In 1927, Einstein was worried of the postulated wave function collapse. During the fifth Solvay Conference in 1927, he presented a simple thought experiment in which a particle delocalized in space, will immediately take a precise position after measurement, violating special relativity. According to Einstein, Heisenberg–Born theory requires an action at a distance mechanism. Einstein considered the incompleteness of quantum mechanics and that a solution would require the particle to have a hidden position during its evolution. Various issues where also discussed with Niels Bohr, leading to the Bohr–Einstein debates.

In 1935, in their EPR paper, Einstein, Boris Podolsky and Nathan Rosen argued that quantum mechanics cannot be a complete description of reality. They considered the implications two quantum entangled particles where the momentum of particle is measured as well as the position of the other particle. As position and momentum are incompatible but can have simultaneous results, then it was considered that the wavefunction was incomplete as it cannot be an eigenfunction of both position and momentum.

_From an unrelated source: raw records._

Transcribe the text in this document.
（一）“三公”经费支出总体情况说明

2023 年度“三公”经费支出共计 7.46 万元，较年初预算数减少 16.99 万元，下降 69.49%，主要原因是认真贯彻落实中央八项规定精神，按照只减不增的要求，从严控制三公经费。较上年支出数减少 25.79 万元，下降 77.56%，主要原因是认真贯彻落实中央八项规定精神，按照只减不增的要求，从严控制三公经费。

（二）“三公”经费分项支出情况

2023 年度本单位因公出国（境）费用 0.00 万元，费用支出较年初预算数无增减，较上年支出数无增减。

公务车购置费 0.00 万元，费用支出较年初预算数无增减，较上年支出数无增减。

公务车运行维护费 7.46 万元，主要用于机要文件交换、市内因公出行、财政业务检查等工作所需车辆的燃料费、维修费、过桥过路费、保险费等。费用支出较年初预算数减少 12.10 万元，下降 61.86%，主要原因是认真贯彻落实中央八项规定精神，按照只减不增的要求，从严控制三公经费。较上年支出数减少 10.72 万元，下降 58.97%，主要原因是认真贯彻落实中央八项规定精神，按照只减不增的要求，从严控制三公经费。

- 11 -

Many authors, including Bohr wrote a refutation to the EPR paper, but there was no consensus on the nature of the error.

The next development came in 1964 when John Stewart Bell proved his Bell's theorem that would allow to test local hidden-variable theory. Conclusive experimental evidence was obtained in 1982 with Aspect's experiment. These results and further Bell tests showed that in accordance to Bell's theorem, there cannot be local hidden variables in the local sense as in Einstein view.

==Unified field theory==

Einstein spent many years pursuing the unified field theory of physics, and published many papers from 1930s up until his passing in April of 1955. Einstein was never able to prove the unified field theory, he commented in April 1950 that "all attempts to obtain a deeper knowledge of the foundations of physics seem doomed to me unless the basic concepts are in accordance with general relativity from the beginning". Einstein tried several approaches including Kaluza theory and geometric approaches.

Theoretical physicists have not yet formulated a widely accepted, consistent theory that combines general relativity and the Standard Model to form a theory of everything. Trying to combine the graviton with the strong and electroweak interactions leads to fundamental difficulties and the resulting theory is not renormalizable. The incompatibility of the two theories remains a key unsolved problems in physics.